Living in Celebrity Society

Professor Robert van Krieken, The University of Sydney

22nd Nov 2012  02:00 pm - Darlington Centre School Building Room 6

On television, in magazines and books, on the internet, and in films: celebrities of all sorts seem to take up a lot of space. The cross-over between the celebrity and politics appears to be intensifying, with actors and pop stars becoming politicians, politicians needing to function in the same way as celebrities, and increasingly rely on their association with celebrities for their political effectiveness. The more one looks around the world today, the more one sees social, economic and political life being organized around celebrities.

But we still understand very little about what different celebrities have in common with each other, and what celebrity actually means. The aim in this presentation, drawing on the book Celebrity Society (Routledge), is to reflect on the deeper significance of celebrity for our everyday life, our sense of self, and relations of status, recognition and power.
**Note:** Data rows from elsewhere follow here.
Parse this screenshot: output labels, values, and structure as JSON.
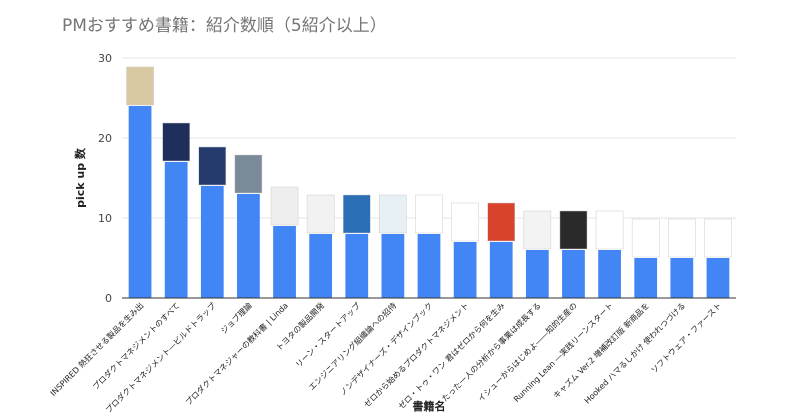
{
  "chart_data": {
    "type": "bar",
    "title": "PMおすすめ書籍：紹介数順（5紹介以上）",
    "xlabel": "書籍名",
    "ylabel": "pick up 数",
    "ylim": [
      0,
      30
    ],
    "yticks": [
      0,
      10,
      20,
      30
    ],
    "grid": true,
    "bar_color": "#4285f4",
    "categories": [
      "INSPIRED 熱狂させる製品を生み出",
      "プロダクトマネジメントのすべて",
      "プロダクトマネジメント―ビルドトラップ",
      "ジョブ理論",
      "プロダクトマネジャーの教科書 | Linda",
      "トヨタの製品開発",
      "リーン・スタートアップ",
      "エンジニアリング組織論への招待",
      "ノンデザイナーズ・デザインブック",
      "ゼロから始めるプロダクトマネジメント",
      "ゼロ・トゥ・ワン 君はゼロから何を生み",
      "たった一人の分析から事業は成長する",
      "イシューからはじめよ――知的生産の",
      "Running Lean ―実践リーンスタート",
      "キャズム Ver.2 増補改訂版 新商品を",
      "Hooked ハマるしかけ 使われつづける",
      "ソフトウェア・ファースト"
    ],
    "values": [
      24,
      17,
      14,
      13,
      9,
      8,
      8,
      8,
      8,
      7,
      7,
      6,
      6,
      6,
      5,
      5,
      5
    ]
  }
}
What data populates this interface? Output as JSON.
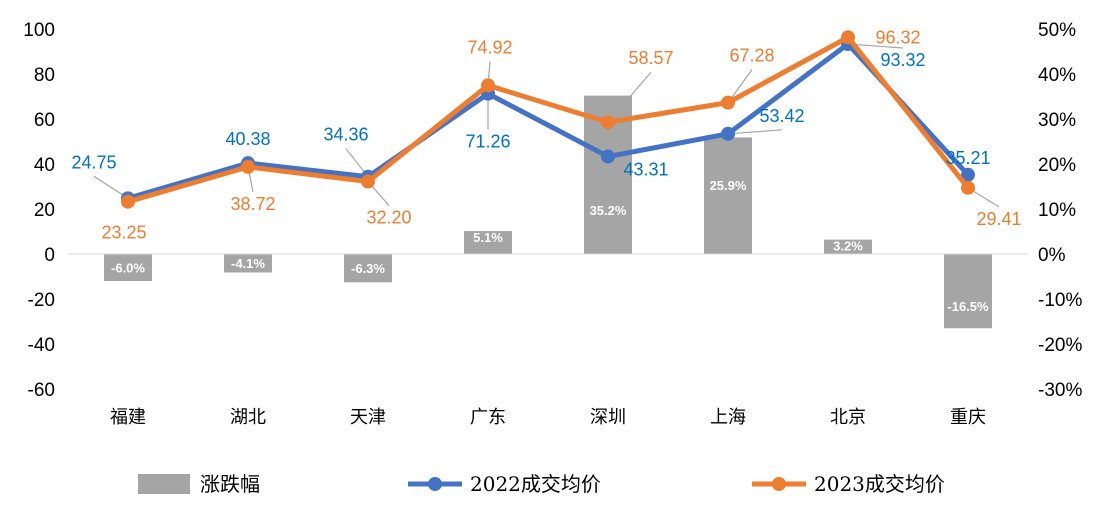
{
  "chart_data": {
    "type": "bar+line",
    "categories": [
      "福建",
      "湖北",
      "天津",
      "广东",
      "深圳",
      "上海",
      "北京",
      "重庆"
    ],
    "series": [
      {
        "name": "涨跌幅",
        "type": "bar",
        "axis": "right",
        "values": [
          -6.0,
          -4.1,
          -6.3,
          5.1,
          35.2,
          25.9,
          3.2,
          -16.5
        ],
        "labels": [
          "-6.0%",
          "-4.1%",
          "-6.3%",
          "5.1%",
          "35.2%",
          "25.9%",
          "3.2%",
          "-16.5%"
        ],
        "color": "#A5A5A5"
      },
      {
        "name": "2022成交均价",
        "type": "line",
        "axis": "left",
        "values": [
          24.75,
          40.38,
          34.36,
          71.26,
          43.31,
          53.42,
          93.32,
          35.21
        ],
        "labels": [
          "24.75",
          "40.38",
          "34.36",
          "71.26",
          "43.31",
          "53.42",
          "93.32",
          "35.21"
        ],
        "color": "#4472C4",
        "label_color": "#0070C0"
      },
      {
        "name": "2023成交均价",
        "type": "line",
        "axis": "left",
        "values": [
          23.25,
          38.72,
          32.2,
          74.92,
          58.57,
          67.28,
          96.32,
          29.41
        ],
        "labels": [
          "23.25",
          "38.72",
          "32.20",
          "74.92",
          "58.57",
          "67.28",
          "96.32",
          "29.41"
        ],
        "color": "#ED7D31",
        "label_color": "#ED7D31"
      }
    ],
    "y_left": {
      "ylim": [
        -60,
        100
      ],
      "ticks": [
        "-60",
        "-40",
        "-20",
        "0",
        "20",
        "40",
        "60",
        "80",
        "100"
      ]
    },
    "y_right": {
      "ylim": [
        -30,
        50
      ],
      "ticks": [
        "-30%",
        "-20%",
        "-10%",
        "0%",
        "10%",
        "20%",
        "30%",
        "40%",
        "50%"
      ]
    },
    "grid": false,
    "legend": "bottom"
  }
}
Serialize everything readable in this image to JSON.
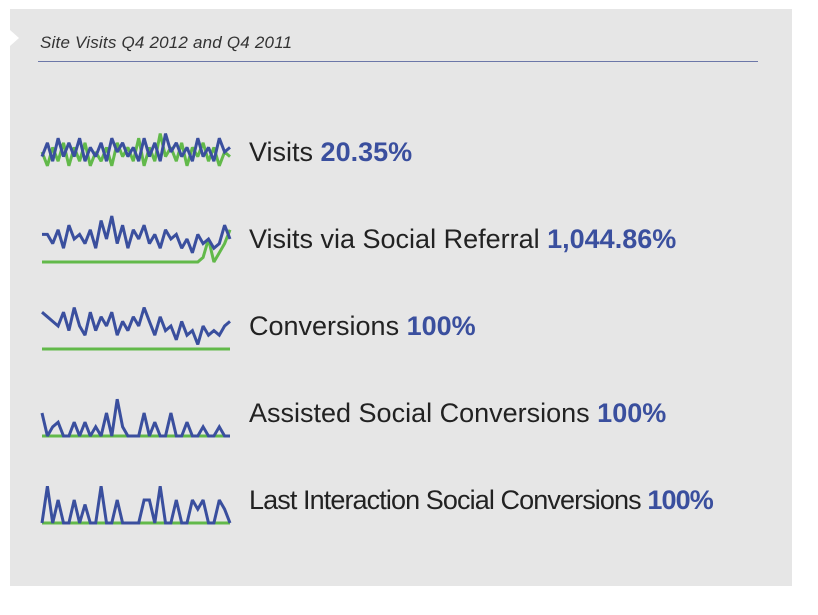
{
  "title": "Site Visits Q4 2012 and Q4 2011",
  "colors": {
    "q4_2012": "#3a4f9e",
    "q4_2011": "#62b94a",
    "panel": "#e6e6e6",
    "rule": "#6c77a8"
  },
  "chart_data": [
    {
      "type": "line",
      "label": "Visits",
      "change": "20.35%",
      "ylim": [
        0,
        10
      ],
      "series": [
        {
          "color": "#3a4f9e",
          "values": [
            4,
            7,
            3,
            8,
            4,
            7,
            4,
            8,
            3,
            6,
            4,
            7,
            3,
            8,
            5,
            7,
            4,
            6,
            3,
            8,
            4,
            7,
            3,
            9,
            5,
            7,
            4,
            6,
            3,
            8,
            4,
            6,
            3,
            8,
            5,
            6
          ]
        },
        {
          "color": "#62b94a",
          "values": [
            5,
            2,
            6,
            3,
            7,
            2,
            6,
            3,
            7,
            2,
            5,
            3,
            6,
            2,
            7,
            4,
            6,
            3,
            8,
            2,
            6,
            3,
            9,
            4,
            6,
            3,
            7,
            2,
            6,
            4,
            7,
            3,
            6,
            2,
            5,
            4
          ]
        }
      ]
    },
    {
      "type": "line",
      "label": "Visits via Social Referral",
      "change": "1,044.86%",
      "ylim": [
        0,
        10
      ],
      "series": [
        {
          "color": "#3a4f9e",
          "values": [
            6,
            6,
            4,
            7,
            3,
            8,
            5,
            6,
            4,
            7,
            3,
            9,
            5,
            10,
            4,
            8,
            3,
            7,
            5,
            8,
            4,
            6,
            3,
            7,
            5,
            6,
            3,
            5,
            2,
            6,
            4,
            5,
            3,
            4,
            8,
            5
          ]
        },
        {
          "color": "#62b94a",
          "values": [
            0,
            0,
            0,
            0,
            0,
            0,
            0,
            0,
            0,
            0,
            0,
            0,
            0,
            0,
            0,
            0,
            0,
            0,
            0,
            0,
            0,
            0,
            0,
            0,
            0,
            0,
            0,
            0,
            0,
            0,
            1,
            5,
            0,
            2,
            4,
            7
          ]
        }
      ]
    },
    {
      "type": "line",
      "label": "Conversions",
      "change": "100%",
      "ylim": [
        0,
        10
      ],
      "series": [
        {
          "color": "#3a4f9e",
          "values": [
            8,
            7,
            6,
            5,
            8,
            4,
            9,
            5,
            3,
            8,
            4,
            7,
            5,
            8,
            3,
            6,
            4,
            7,
            5,
            9,
            6,
            3,
            7,
            4,
            5,
            2,
            6,
            3,
            4,
            1,
            5,
            3,
            4,
            3,
            5,
            6
          ]
        },
        {
          "color": "#62b94a",
          "values": [
            0,
            0,
            0,
            0,
            0,
            0,
            0,
            0,
            0,
            0,
            0,
            0,
            0,
            0,
            0,
            0,
            0,
            0,
            0,
            0,
            0,
            0,
            0,
            0,
            0,
            0,
            0,
            0,
            0,
            0,
            0,
            0,
            0,
            0,
            0,
            0
          ]
        }
      ]
    },
    {
      "type": "line",
      "label": "Assisted Social Conversions",
      "change": "100%",
      "ylim": [
        0,
        10
      ],
      "series": [
        {
          "color": "#3a4f9e",
          "values": [
            5,
            0,
            2,
            3,
            0,
            0,
            3,
            0,
            3,
            0,
            2,
            0,
            5,
            0,
            8,
            2,
            0,
            0,
            0,
            5,
            0,
            3,
            0,
            0,
            5,
            0,
            0,
            3,
            0,
            0,
            2,
            0,
            0,
            2,
            0,
            0
          ]
        },
        {
          "color": "#62b94a",
          "values": [
            0,
            0,
            0,
            0,
            0,
            0,
            0,
            0,
            0,
            0,
            0,
            0,
            0,
            0,
            0,
            0,
            0,
            0,
            0,
            0,
            0,
            0,
            0,
            0,
            0,
            0,
            0,
            0,
            0,
            0,
            0,
            0,
            0,
            0,
            0,
            0
          ]
        }
      ]
    },
    {
      "type": "line",
      "label": "Last Interaction Social Conversions",
      "change": "100%",
      "ylim": [
        0,
        10
      ],
      "series": [
        {
          "color": "#3a4f9e",
          "values": [
            0,
            8,
            0,
            5,
            0,
            0,
            5,
            0,
            4,
            0,
            0,
            8,
            0,
            0,
            5,
            0,
            0,
            0,
            0,
            5,
            5,
            0,
            8,
            0,
            0,
            5,
            0,
            0,
            5,
            3,
            5,
            0,
            0,
            5,
            3,
            0
          ]
        },
        {
          "color": "#62b94a",
          "values": [
            0,
            0,
            0,
            0,
            0,
            0,
            0,
            0,
            0,
            0,
            0,
            0,
            0,
            0,
            0,
            0,
            0,
            0,
            0,
            0,
            0,
            0,
            0,
            0,
            0,
            0,
            0,
            0,
            0,
            0,
            0,
            0,
            0,
            0,
            0,
            0
          ]
        }
      ]
    }
  ]
}
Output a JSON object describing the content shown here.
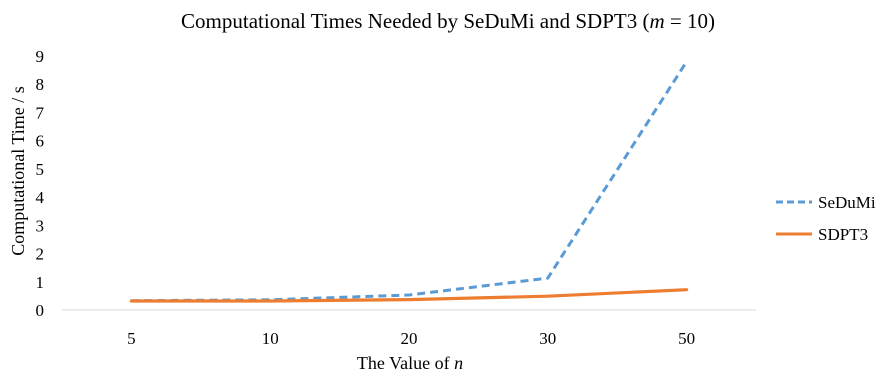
{
  "chart_data": {
    "type": "line",
    "title_prefix": "Computational Times Needed by SeDuMi and SDPT3 (",
    "title_var": "m",
    "title_suffix": " = 10)",
    "xlabel_prefix": "The Value of ",
    "xlabel_var": "n",
    "ylabel": "Computational Time / s",
    "categories": [
      "5",
      "10",
      "20",
      "30",
      "50"
    ],
    "ylim": [
      0,
      9
    ],
    "yticks": [
      "0",
      "1",
      "2",
      "3",
      "4",
      "5",
      "6",
      "7",
      "8",
      "9"
    ],
    "grid": false,
    "legend_position": "right",
    "series": [
      {
        "name": "SeDuMi",
        "values": [
          0.33,
          0.36,
          0.53,
          1.13,
          8.8
        ],
        "color": "#5B9BD5",
        "dash": "dashed"
      },
      {
        "name": "SDPT3",
        "values": [
          0.32,
          0.32,
          0.37,
          0.49,
          0.72
        ],
        "color": "#ED7D31",
        "dash": "solid"
      }
    ]
  }
}
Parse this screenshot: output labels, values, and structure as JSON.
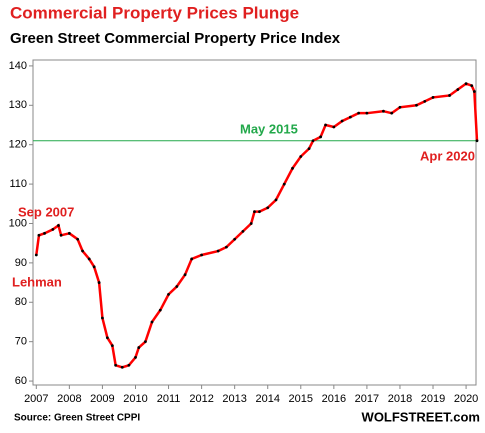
{
  "chart_data": {
    "type": "line",
    "title": "Commercial Property Prices Plunge",
    "subtitle": "Green Street Commercial Property Price Index",
    "source": "Source: Green Street CPPI",
    "brand": "WOLFSTREET.com",
    "x": [
      2007.0,
      2007.08,
      2007.25,
      2007.5,
      2007.67,
      2007.75,
      2008.0,
      2008.25,
      2008.4,
      2008.6,
      2008.75,
      2008.9,
      2009.0,
      2009.15,
      2009.3,
      2009.4,
      2009.6,
      2009.8,
      2010.0,
      2010.1,
      2010.3,
      2010.5,
      2010.75,
      2011.0,
      2011.25,
      2011.5,
      2011.7,
      2012.0,
      2012.5,
      2012.75,
      2013.0,
      2013.25,
      2013.5,
      2013.6,
      2013.75,
      2014.0,
      2014.25,
      2014.5,
      2014.75,
      2015.0,
      2015.25,
      2015.37,
      2015.6,
      2015.75,
      2016.0,
      2016.25,
      2016.5,
      2016.75,
      2017.0,
      2017.5,
      2017.75,
      2018.0,
      2018.5,
      2018.75,
      2019.0,
      2019.5,
      2019.75,
      2020.0,
      2020.17,
      2020.25,
      2020.33
    ],
    "series": [
      {
        "name": "Green Street CPPI",
        "color": "#ff0000",
        "marker_color": "#000000",
        "values": [
          92,
          97,
          97.5,
          98.5,
          99.5,
          97,
          97.5,
          96,
          93,
          91,
          89,
          85,
          76,
          71,
          69,
          64,
          63.5,
          64,
          66,
          68.5,
          70,
          75,
          78,
          82,
          84,
          87,
          91,
          92,
          93,
          94,
          96,
          98,
          100,
          103,
          103,
          104,
          106,
          110,
          114,
          117,
          119,
          121,
          122,
          125,
          124.5,
          126,
          127,
          128,
          128,
          128.5,
          128,
          129.5,
          130,
          131,
          132,
          132.5,
          134,
          135.5,
          135,
          133.5,
          121
        ]
      }
    ],
    "xlim": [
      2006.9,
      2020.3
    ],
    "ylim": [
      59,
      141.5
    ],
    "xticks": [
      2007,
      2008,
      2009,
      2010,
      2011,
      2012,
      2013,
      2014,
      2015,
      2016,
      2017,
      2018,
      2019,
      2020
    ],
    "yticks": [
      60,
      70,
      80,
      90,
      100,
      110,
      120,
      130,
      140
    ],
    "reference_line": {
      "value": 121,
      "color": "#22a84a"
    },
    "annotations": [
      {
        "text": "Sep 2007",
        "color": "#e02020"
      },
      {
        "text": "Lehman",
        "color": "#e02020"
      },
      {
        "text": "May 2015",
        "color": "#22a84a"
      },
      {
        "text": "Apr 2020",
        "color": "#e02020"
      }
    ]
  }
}
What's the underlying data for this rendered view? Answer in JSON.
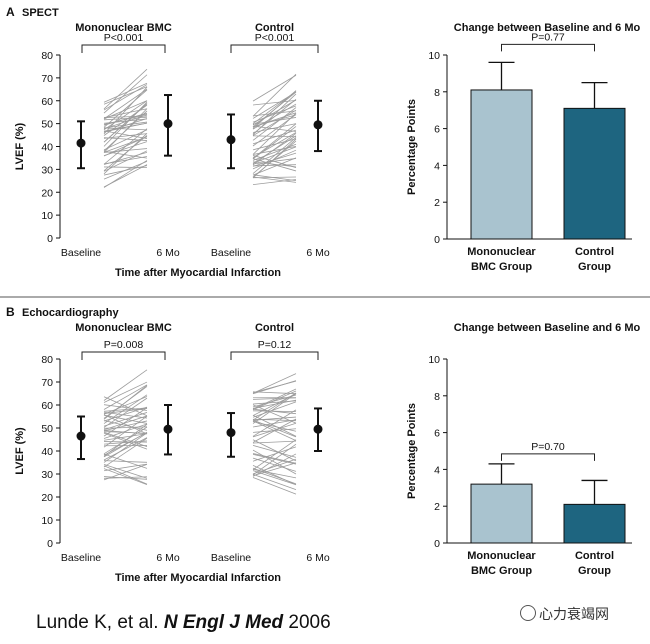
{
  "panels": [
    {
      "letter": "A",
      "title": "SPECT",
      "left": {
        "ylabel": "LVEF (%)",
        "xlabel": "Time after Myocardial Infarction",
        "ylim": [
          0,
          80
        ],
        "yticks": [
          0,
          10,
          20,
          30,
          40,
          50,
          60,
          70,
          80
        ],
        "groups": [
          {
            "name": "Mononuclear BMC",
            "pvalue": "P<0.001",
            "baseline_label": "Baseline",
            "followup_label": "6 Mo",
            "baseline": {
              "mean": 41.5,
              "low": 30.5,
              "high": 51
            },
            "followup": {
              "mean": 50,
              "low": 36,
              "high": 62.5
            }
          },
          {
            "name": "Control",
            "pvalue": "P<0.001",
            "baseline_label": "Baseline",
            "followup_label": "6 Mo",
            "baseline": {
              "mean": 43,
              "low": 30.5,
              "high": 54
            },
            "followup": {
              "mean": 49.5,
              "low": 38,
              "high": 60
            }
          }
        ]
      },
      "right": {
        "title": "Change between Baseline and 6 Mo",
        "ylabel": "Percentage Points",
        "ylim": [
          0,
          10
        ],
        "yticks": [
          0,
          2,
          4,
          6,
          8,
          10
        ],
        "pvalue": "P=0.77",
        "bars": [
          {
            "label": [
              "Mononuclear",
              "BMC Group"
            ],
            "value": 8.1,
            "err": 9.6,
            "color": "#a9c3cf"
          },
          {
            "label": [
              "Control",
              "Group"
            ],
            "value": 7.1,
            "err": 8.5,
            "color": "#1e6580"
          }
        ]
      }
    },
    {
      "letter": "B",
      "title": "Echocardiography",
      "left": {
        "ylabel": "LVEF (%)",
        "xlabel": "Time after Myocardial Infarction",
        "ylim": [
          0,
          80
        ],
        "yticks": [
          0,
          10,
          20,
          30,
          40,
          50,
          60,
          70,
          80
        ],
        "groups": [
          {
            "name": "Mononuclear BMC",
            "pvalue": "P=0.008",
            "baseline_label": "Baseline",
            "followup_label": "6 Mo",
            "baseline": {
              "mean": 46.5,
              "low": 36.5,
              "high": 55
            },
            "followup": {
              "mean": 49.5,
              "low": 38.5,
              "high": 60
            }
          },
          {
            "name": "Control",
            "pvalue": "P=0.12",
            "baseline_label": "Baseline",
            "followup_label": "6 Mo",
            "baseline": {
              "mean": 48,
              "low": 37.5,
              "high": 56.5
            },
            "followup": {
              "mean": 49.5,
              "low": 40,
              "high": 58.5
            }
          }
        ]
      },
      "right": {
        "title": "Change between Baseline and 6 Mo",
        "ylabel": "Percentage Points",
        "ylim": [
          0,
          10
        ],
        "yticks": [
          0,
          2,
          4,
          6,
          8,
          10
        ],
        "pvalue": "P=0.70",
        "bars": [
          {
            "label": [
              "Mononuclear",
              "BMC Group"
            ],
            "value": 3.2,
            "err": 4.3,
            "color": "#a9c3cf"
          },
          {
            "label": [
              "Control",
              "Group"
            ],
            "value": 2.1,
            "err": 3.4,
            "color": "#1e6580"
          }
        ]
      }
    }
  ],
  "footer": {
    "authors": "Lunde K, et al.",
    "journal": "N Engl J Med",
    "year": "2006"
  },
  "watermark": "心力衰竭网",
  "chart_data": [
    {
      "type": "scatter",
      "title": "SPECT",
      "ylabel": "LVEF (%)",
      "xlabel": "Time after Myocardial Infarction",
      "ylim": [
        0,
        80
      ],
      "categories": [
        "Baseline",
        "6 Mo"
      ],
      "series": [
        {
          "name": "Mononuclear BMC",
          "values": [
            41.5,
            50
          ],
          "ci_low": [
            30.5,
            36
          ],
          "ci_high": [
            51,
            62.5
          ]
        },
        {
          "name": "Control",
          "values": [
            43,
            49.5
          ],
          "ci_low": [
            30.5,
            38
          ],
          "ci_high": [
            54,
            60
          ]
        }
      ]
    },
    {
      "type": "bar",
      "title": "Change between Baseline and 6 Mo",
      "ylabel": "Percentage Points",
      "ylim": [
        0,
        10
      ],
      "categories": [
        "Mononuclear BMC Group",
        "Control Group"
      ],
      "values": [
        8.1,
        7.1
      ],
      "err_high": [
        9.6,
        8.5
      ]
    },
    {
      "type": "scatter",
      "title": "Echocardiography",
      "ylabel": "LVEF (%)",
      "xlabel": "Time after Myocardial Infarction",
      "ylim": [
        0,
        80
      ],
      "categories": [
        "Baseline",
        "6 Mo"
      ],
      "series": [
        {
          "name": "Mononuclear BMC",
          "values": [
            46.5,
            49.5
          ],
          "ci_low": [
            36.5,
            38.5
          ],
          "ci_high": [
            55,
            60
          ]
        },
        {
          "name": "Control",
          "values": [
            48,
            49.5
          ],
          "ci_low": [
            37.5,
            40
          ],
          "ci_high": [
            56.5,
            58.5
          ]
        }
      ]
    },
    {
      "type": "bar",
      "title": "Change between Baseline and 6 Mo",
      "ylabel": "Percentage Points",
      "ylim": [
        0,
        10
      ],
      "categories": [
        "Mononuclear BMC Group",
        "Control Group"
      ],
      "values": [
        3.2,
        2.1
      ],
      "err_high": [
        4.3,
        3.4
      ]
    }
  ]
}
It will look at the way in which the figure of 'the celebrity' is bound up with the emergence of modernity, as well as how the 'celebrification of society' is not just the twentieth-century product of Hollywood and television, but a long-term historical process, beginning with the printing press, theatre and art. It will sketch the central elements of what can be called 'celebrity society', organized around the distribution of visibility, attention and recognition.

Drawing on the work of the sociologist Norbert Elias, it is possible to see contemporary celebrity society as the heir (or heiress) of court society, reproducing but also democratising the role of the aristocracy. Understanding 'celebrity's secret' also means engaging with the idea of celebrity as driven by the 'economics of attention', because attention has become a vital and increasingly valuable resource in the information age.